Sunday, January 23, 2011

Dimitar Berbatov brings Manchester United closer to record 19th title

? Edwin van der Sar claims 129th career clean sheet
? Alex McLeish denies rift with Birmingham City board

For Ben Foster, Old Trafford must have felt very different to when he left Manchester United for Birmingham City complaining, with little tact (and even less statistical evidence), that the green-and-gold protests were undermining the team. The stadium, once again, is fundamentally red, the mutiny placed on hold. The team are on course to overtake Liverpool with a record 19th league title and, as the goals flew in, the crowd remembered Foster's words and took a delicious form of revenge. "Foster, Foster, give us a save."

Foster's return to Old Trafford coincided with Dimitar Berbatov becoming the first Premier League player for eight years to score three hat-tricks in a season and Edwin van der Sar overtaking Peter Schmeichel in terms of clean sheets over their careers: 129 v 128. Later, a Glaswegian football manager could be found doing his best impression of Taggart as he fended off questions about the financial restrictions imposed by questionable owners ? "Murder! Murder!" he said of the current transfer window ? but this was Alex McLeish, not Sir Alex Ferguson, and the executives in question were Carson Yeung and Peter Pannu rather than Malcolm Glazer and sons.

United look good enough anyway to hold off their challengers in the title race. A win at Blackpool tomorrow would put them five points ahead of Arsenal and six clear of Manchester City with a game in hand. They are 10 ahead of Chelsea, courtesy of a 16-point swing since the start of October. Which is not bad for a side that has bedazzled us only sporadically this season.

Ferguson has taken issue recently with the suggestion that his team have maintained their unbeaten record without playing particularly well. The truth is probably somewhere in between but it is still a remarkable position considering the turmoil involving Wayne Rooney and the fact the man who scored 34 times for United last season and won a clean sweep of the player-of-the-year trophies has managed only three goals. United's opponents must dread Rooney returning to the days when the crowd rose in anticipation every time the ball was at his feet. At least he is contributing again, playing in Berbatov for his second goal and brilliantly involved in the game's outstanding moment, culminating in Ryan Giggs turning in his cross to make it 3-0 in first-half stoppage-time.

Birmingham were obliging opponents, committing every sin for a visiting team to Old Trafford: standing off their men, defending too deeply, careless with the ball and conceding so early ? barely a minute had passed when John O'Shea flicked on Giggs's corner for Berbatov to open the scoring ? to encourage thoughts of a goal fest. After that, it was an exercise in damage limitation and it could have been considerably more harrowing than simply Berbatov rounding off his hat-trick via another exchange with Rooney and Giggs and the hitherto wasteful Nani scoring with his umpteenth shot.

McLeish described the defending as "verging on the amateur" and Birmingham, on this evidence, look a side that could feasibly be relegated. There is a bad vibe about the Midlands club, the sense of a fractured organisation.

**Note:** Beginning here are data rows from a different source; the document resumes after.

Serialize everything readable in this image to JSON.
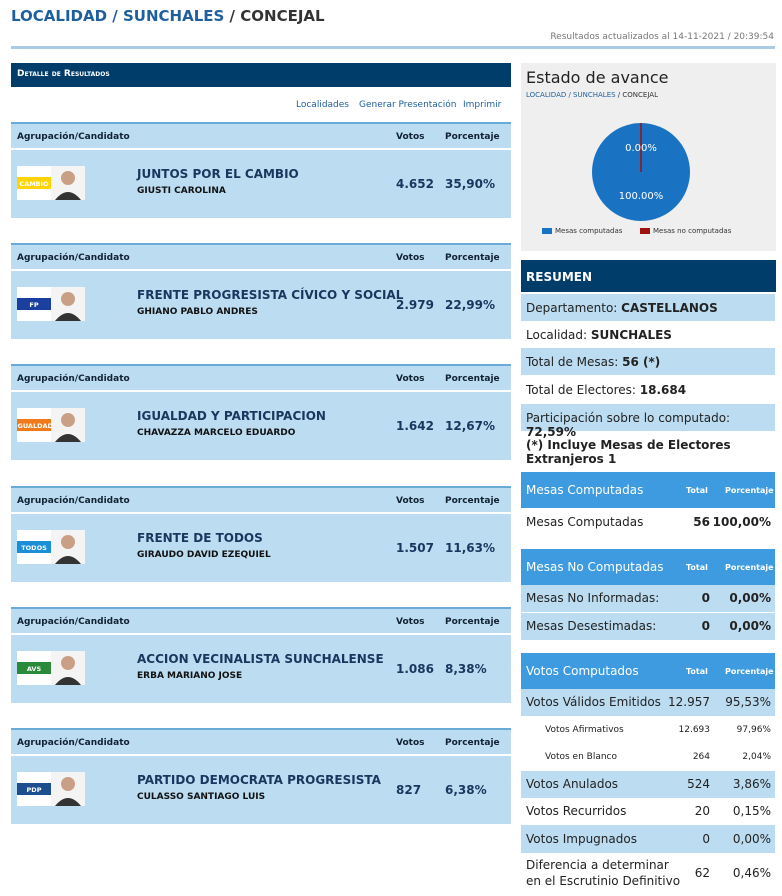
{
  "breadcrumb": {
    "part1": "LOCALIDAD",
    "sep1": " / ",
    "part2": "SUNCHALES",
    "sep2": " / ",
    "current": "CONCEJAL"
  },
  "updated": "Resultados actualizados al 14-11-2021 / 20:39:54",
  "detail": {
    "header": "Detalle de Resultados",
    "links": [
      "Localidades",
      "Generar Presentación",
      "Imprimir"
    ],
    "col_group": "Agrupación/Candidato",
    "col_votes": "Votos",
    "col_pct": "Porcentaje",
    "candidates": [
      {
        "party": "JUNTOS POR EL CAMBIO",
        "candidate": "GIUSTI CAROLINA",
        "votes": "4.652",
        "pct": "35,90%",
        "logo_text": "CAMBIO",
        "logo_color": "#ffd400"
      },
      {
        "party": "FRENTE PROGRESISTA CÍVICO Y SOCIAL",
        "candidate": "GHIANO PABLO ANDRES",
        "votes": "2.979",
        "pct": "22,99%",
        "logo_text": "FP",
        "logo_color": "#1a3f9c"
      },
      {
        "party": "IGUALDAD Y PARTICIPACION",
        "candidate": "CHAVAZZA MARCELO EDUARDO",
        "votes": "1.642",
        "pct": "12,67%",
        "logo_text": "IGUALDAD",
        "logo_color": "#f07a1a"
      },
      {
        "party": "FRENTE DE TODOS",
        "candidate": "GIRAUDO DAVID EZEQUIEL",
        "votes": "1.507",
        "pct": "11,63%",
        "logo_text": "TODOS",
        "logo_color": "#1a8fd8"
      },
      {
        "party": "ACCION VECINALISTA SUNCHALENSE",
        "candidate": "ERBA MARIANO JOSE",
        "votes": "1.086",
        "pct": "8,38%",
        "logo_text": "AVS",
        "logo_color": "#2a8a3a"
      },
      {
        "party": "PARTIDO DEMOCRATA PROGRESISTA",
        "candidate": "CULASSO SANTIAGO LUIS",
        "votes": "827",
        "pct": "6,38%",
        "logo_text": "PDP",
        "logo_color": "#1d4f8f"
      }
    ]
  },
  "avance": {
    "title": "Estado de avance",
    "crumb_link": "LOCALIDAD / SUNCHALES",
    "crumb_sep": " / ",
    "crumb_current": "CONCEJAL",
    "label_no": "0.00%",
    "label_yes": "100.00%",
    "legend_yes": "Mesas computadas",
    "legend_no": "Mesas no computadas",
    "color_yes": "#1a73c2",
    "color_no": "#a01010"
  },
  "resumen": {
    "header": "RESUMEN",
    "departamento_label": "Departamento: ",
    "departamento": "CASTELLANOS",
    "localidad_label": "Localidad: ",
    "localidad": "SUNCHALES",
    "mesas_label": "Total de Mesas: ",
    "mesas": "56 (*)",
    "electores_label": "Total de Electores: ",
    "electores": "18.684",
    "participacion_label": "Participación sobre lo computado: ",
    "participacion": "72,59%",
    "nota": "(*) Incluye Mesas de Electores Extranjeros 1"
  },
  "tables": {
    "col_total": "Total",
    "col_pct": "Porcentaje",
    "computadas": {
      "title": "Mesas Computadas",
      "rows": [
        {
          "label": "Mesas Computadas",
          "total": "56",
          "pct": "100,00%"
        }
      ]
    },
    "no_computadas": {
      "title": "Mesas No Computadas",
      "rows": [
        {
          "label": "Mesas No Informadas:",
          "total": "0",
          "pct": "0,00%"
        },
        {
          "label": "Mesas Desestimadas:",
          "total": "0",
          "pct": "0,00%"
        }
      ]
    },
    "votos": {
      "title": "Votos Computados",
      "rows": [
        {
          "label": "Votos Válidos Emitidos",
          "total": "12.957",
          "pct": "95,53%"
        },
        {
          "label": "Votos Afirmativos",
          "total": "12.693",
          "pct": "97,96%"
        },
        {
          "label": "Votos en Blanco",
          "total": "264",
          "pct": "2,04%"
        },
        {
          "label": "Votos Anulados",
          "total": "524",
          "pct": "3,86%"
        },
        {
          "label": "Votos Recurridos",
          "total": "20",
          "pct": "0,15%"
        },
        {
          "label": "Votos Impugnados",
          "total": "0",
          "pct": "0,00%"
        },
        {
          "label": "Diferencia a determinar",
          "label2": "en el Escrutinio Definitivo",
          "total": "62",
          "pct": "0,46%"
        }
      ]
    }
  }
}
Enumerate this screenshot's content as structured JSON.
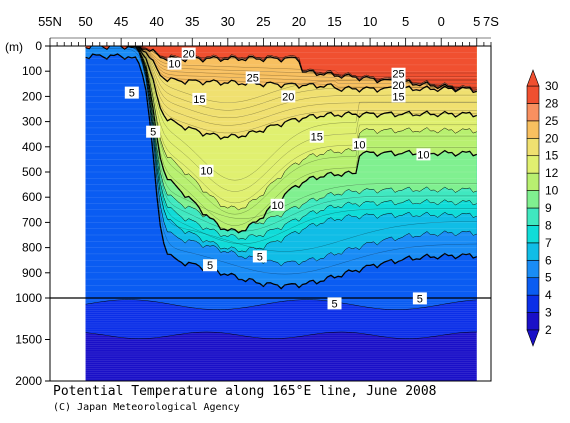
{
  "chart_data": {
    "type": "heatmap",
    "title": "Potential Temperature along 165°E line, June 2008",
    "credit": "(C) Japan Meteorological Agency",
    "y_unit": "(m)",
    "x_ticks": [
      {
        "label": "55N",
        "lat": 55
      },
      {
        "label": "50",
        "lat": 50
      },
      {
        "label": "45",
        "lat": 45
      },
      {
        "label": "40",
        "lat": 40
      },
      {
        "label": "35",
        "lat": 35
      },
      {
        "label": "30",
        "lat": 30
      },
      {
        "label": "25",
        "lat": 25
      },
      {
        "label": "20",
        "lat": 20
      },
      {
        "label": "15",
        "lat": 15
      },
      {
        "label": "10",
        "lat": 10
      },
      {
        "label": "5",
        "lat": 5
      },
      {
        "label": "0",
        "lat": 0
      },
      {
        "label": "5",
        "lat": -5
      },
      {
        "label": "7S",
        "lat": -7
      }
    ],
    "x_range": [
      55,
      -7
    ],
    "data_lat_range": [
      50,
      -5
    ],
    "y_ticks_upper": [
      "0",
      "100",
      "200",
      "300",
      "400",
      "500",
      "600",
      "700",
      "800",
      "900",
      "1000"
    ],
    "y_ticks_lower": [
      "1500",
      "2000"
    ],
    "depth_upper_range": [
      0,
      1000
    ],
    "depth_lower_range": [
      1000,
      2000
    ],
    "colorbar": {
      "levels": [
        2,
        3,
        4,
        5,
        6,
        7,
        8,
        9,
        10,
        12,
        15,
        20,
        25,
        28,
        30
      ],
      "labels": [
        "2",
        "3",
        "4",
        "5",
        "6",
        "7",
        "8",
        "9",
        "10",
        "12",
        "15",
        "20",
        "25",
        "28",
        "30"
      ],
      "colors": [
        "#1a10c8",
        "#0b2fe8",
        "#0a5cf2",
        "#1a8cf5",
        "#10bde6",
        "#10dcd8",
        "#40e8c0",
        "#80f090",
        "#b8f070",
        "#e0f070",
        "#f0e070",
        "#f8c060",
        "#f89060",
        "#f05030"
      ]
    },
    "isotherm_labels": [
      {
        "text": "20",
        "lat": 35.5,
        "depth": 30
      },
      {
        "text": "10",
        "lat": 37.5,
        "depth": 70
      },
      {
        "text": "5",
        "lat": 43.5,
        "depth": 185
      },
      {
        "text": "5",
        "lat": 40.5,
        "depth": 340
      },
      {
        "text": "15",
        "lat": 34.0,
        "depth": 210
      },
      {
        "text": "25",
        "lat": 26.5,
        "depth": 125
      },
      {
        "text": "20",
        "lat": 21.5,
        "depth": 200
      },
      {
        "text": "15",
        "lat": 17.5,
        "depth": 360
      },
      {
        "text": "10",
        "lat": 33.0,
        "depth": 495
      },
      {
        "text": "10",
        "lat": 23.0,
        "depth": 630
      },
      {
        "text": "10",
        "lat": 11.5,
        "depth": 390
      },
      {
        "text": "10",
        "lat": 2.5,
        "depth": 430
      },
      {
        "text": "25",
        "lat": 6.0,
        "depth": 110
      },
      {
        "text": "20",
        "lat": 6.0,
        "depth": 155
      },
      {
        "text": "15",
        "lat": 6.0,
        "depth": 200
      },
      {
        "text": "5",
        "lat": 32.5,
        "depth": 870
      },
      {
        "text": "5",
        "lat": 25.5,
        "depth": 835
      },
      {
        "text": "5",
        "lat": 15.0,
        "depth": 1065
      },
      {
        "text": "5",
        "lat": 3.0,
        "depth": 1005
      }
    ]
  }
}
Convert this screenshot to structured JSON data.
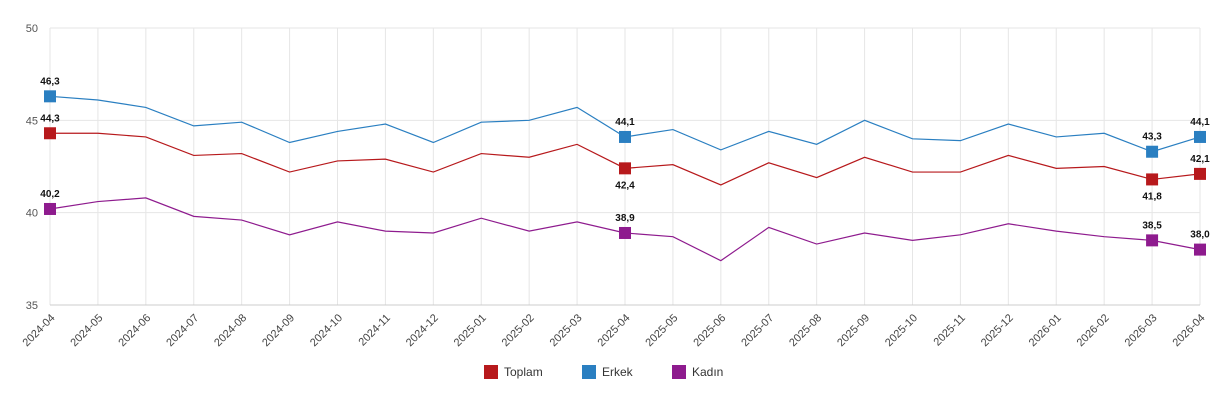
{
  "chart_data": {
    "type": "line",
    "x": [
      "2024-04",
      "2024-05",
      "2024-06",
      "2024-07",
      "2024-08",
      "2024-09",
      "2024-10",
      "2024-11",
      "2024-12",
      "2025-01",
      "2025-02",
      "2025-03",
      "2025-04",
      "2025-05",
      "2025-06",
      "2025-07",
      "2025-08",
      "2025-09",
      "2025-10",
      "2025-11",
      "2025-12",
      "2026-01",
      "2026-02",
      "2026-03",
      "2026-04"
    ],
    "ylim": [
      35,
      50
    ],
    "yticks": [
      35,
      40,
      45,
      50
    ],
    "grid": true,
    "legend_position": "bottom",
    "series": [
      {
        "name": "Toplam",
        "color": "#b7191c",
        "values": [
          44.3,
          44.3,
          44.1,
          43.1,
          43.2,
          42.2,
          42.8,
          42.9,
          42.2,
          43.2,
          43.0,
          43.7,
          42.4,
          42.6,
          41.5,
          42.7,
          41.9,
          43.0,
          42.2,
          42.2,
          43.1,
          42.4,
          42.5,
          41.8,
          42.1
        ],
        "labels": [
          {
            "index": 0,
            "text": "44,3",
            "pos": "above"
          },
          {
            "index": 12,
            "text": "42,4",
            "pos": "below"
          },
          {
            "index": 23,
            "text": "41,8",
            "pos": "below"
          },
          {
            "index": 24,
            "text": "42,1",
            "pos": "above"
          }
        ]
      },
      {
        "name": "Erkek",
        "color": "#2a7fc1",
        "values": [
          46.3,
          46.1,
          45.7,
          44.7,
          44.9,
          43.8,
          44.4,
          44.8,
          43.8,
          44.9,
          45.0,
          45.7,
          44.1,
          44.5,
          43.4,
          44.4,
          43.7,
          45.0,
          44.0,
          43.9,
          44.8,
          44.1,
          44.3,
          43.3,
          44.1
        ],
        "labels": [
          {
            "index": 0,
            "text": "46,3",
            "pos": "above"
          },
          {
            "index": 12,
            "text": "44,1",
            "pos": "above"
          },
          {
            "index": 23,
            "text": "43,3",
            "pos": "above"
          },
          {
            "index": 24,
            "text": "44,1",
            "pos": "above"
          }
        ]
      },
      {
        "name": "Kadın",
        "color": "#8e1b8e",
        "values": [
          40.2,
          40.6,
          40.8,
          39.8,
          39.6,
          38.8,
          39.5,
          39.0,
          38.9,
          39.7,
          39.0,
          39.5,
          38.9,
          38.7,
          37.4,
          39.2,
          38.3,
          38.9,
          38.5,
          38.8,
          39.4,
          39.0,
          38.7,
          38.5,
          38.0
        ],
        "labels": [
          {
            "index": 0,
            "text": "40,2",
            "pos": "above"
          },
          {
            "index": 12,
            "text": "38,9",
            "pos": "above"
          },
          {
            "index": 23,
            "text": "38,5",
            "pos": "above"
          },
          {
            "index": 24,
            "text": "38,0",
            "pos": "above"
          }
        ]
      }
    ]
  }
}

Afterwards McLeish had to use all his diplomatic skills when he was asked about Pannu emailing the Birmingham Mail on Friday to defend the club's spending since they moved into power and, in the course of that, questioning the players the manager had signed. Pannu concluded that "no one can blame him [Yeung] if he is not sure if his money is well spent and that if it is translated into the league position in the table".

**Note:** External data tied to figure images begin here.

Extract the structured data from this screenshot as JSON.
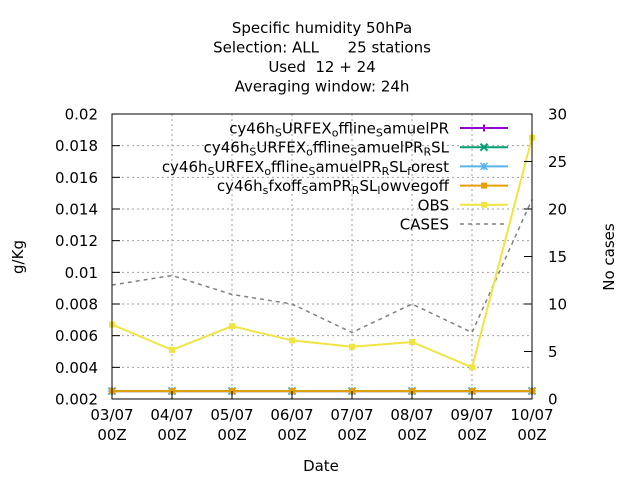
{
  "chart_data": {
    "type": "line",
    "title_lines": [
      "Specific humidity 50hPa",
      "Selection: ALL      25 stations",
      "Used  12 + 24",
      "Averaging window: 24h"
    ],
    "xlabel": "Date",
    "ylabel": "g/Kg",
    "y2label": "No cases",
    "categories": [
      "03/07\n00Z",
      "04/07\n00Z",
      "05/07\n00Z",
      "06/07\n00Z",
      "07/07\n00Z",
      "08/07\n00Z",
      "09/07\n00Z",
      "10/07\n00Z"
    ],
    "ylim": [
      0.002,
      0.02
    ],
    "yticks": [
      "0.002",
      "0.004",
      "0.006",
      "0.008",
      "0.01",
      "0.012",
      "0.014",
      "0.016",
      "0.018",
      "0.02"
    ],
    "y2lim": [
      0,
      30
    ],
    "y2ticks": [
      "0",
      "5",
      "10",
      "15",
      "20",
      "25",
      "30"
    ],
    "grid": true,
    "legend_position": "top-right",
    "series": [
      {
        "name_parts": [
          [
            "cy46h",
            ""
          ],
          [
            "S",
            "sub"
          ],
          [
            "URFEX",
            ""
          ],
          [
            "o",
            "sub"
          ],
          [
            "ffline",
            ""
          ],
          [
            "S",
            "sub"
          ],
          [
            "amuelPR",
            ""
          ]
        ],
        "color": "#9400d3",
        "marker": "plus",
        "axis": "y",
        "values": [
          0.0025,
          0.0025,
          0.0025,
          0.0025,
          0.0025,
          0.0025,
          0.0025,
          0.0025
        ]
      },
      {
        "name_parts": [
          [
            "cy46h",
            ""
          ],
          [
            "S",
            "sub"
          ],
          [
            "URFEX",
            ""
          ],
          [
            "o",
            "sub"
          ],
          [
            "ffline",
            ""
          ],
          [
            "S",
            "sub"
          ],
          [
            "amuelPR",
            ""
          ],
          [
            "R",
            "sub"
          ],
          [
            "SL",
            ""
          ]
        ],
        "color": "#009e73",
        "marker": "cross",
        "axis": "y",
        "values": [
          0.0025,
          0.0025,
          0.0025,
          0.0025,
          0.0025,
          0.0025,
          0.0025,
          0.0025
        ]
      },
      {
        "name_parts": [
          [
            "cy46h",
            ""
          ],
          [
            "S",
            "sub"
          ],
          [
            "URFEX",
            ""
          ],
          [
            "o",
            "sub"
          ],
          [
            "ffline",
            ""
          ],
          [
            "S",
            "sub"
          ],
          [
            "amuelPR",
            ""
          ],
          [
            "R",
            "sub"
          ],
          [
            "SL",
            ""
          ],
          [
            "f",
            "sub"
          ],
          [
            "orest",
            ""
          ]
        ],
        "color": "#56b4e9",
        "marker": "star",
        "axis": "y",
        "values": [
          0.0025,
          0.0025,
          0.0025,
          0.0025,
          0.0025,
          0.0025,
          0.0025,
          0.0025
        ]
      },
      {
        "name_parts": [
          [
            "cy46h",
            ""
          ],
          [
            "s",
            "sub"
          ],
          [
            "fxoff",
            ""
          ],
          [
            "S",
            "sub"
          ],
          [
            "amPR",
            ""
          ],
          [
            "R",
            "sub"
          ],
          [
            "SL",
            ""
          ],
          [
            "l",
            "sub"
          ],
          [
            "owvegoff",
            ""
          ]
        ],
        "color": "#e69f00",
        "marker": "square",
        "axis": "y",
        "values": [
          0.0025,
          0.0025,
          0.0025,
          0.0025,
          0.0025,
          0.0025,
          0.0025,
          0.0025
        ]
      },
      {
        "name": "OBS",
        "color": "#f0e442",
        "marker": "square",
        "axis": "y",
        "values": [
          0.0067,
          0.0051,
          0.0066,
          0.0057,
          0.0053,
          0.0056,
          0.004,
          0.0185
        ]
      },
      {
        "name": "CASES",
        "color": "#808080",
        "marker": "none",
        "dashed": true,
        "axis": "y2",
        "values": [
          12,
          13,
          11,
          10,
          7,
          10,
          7,
          21
        ]
      }
    ]
  }
}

McLeish sidestepped most of the questions, claiming he had not read the article. His relationship with the board was strong, he said, but he sounded exasperated as he reiterated the importance of bringing in a new striker now deals for Robbie Keane and Kenny Miller have fallen through. "I can only ask the board ? then it is up to them. I can't do everything at the club. I have to leave the finances up to them."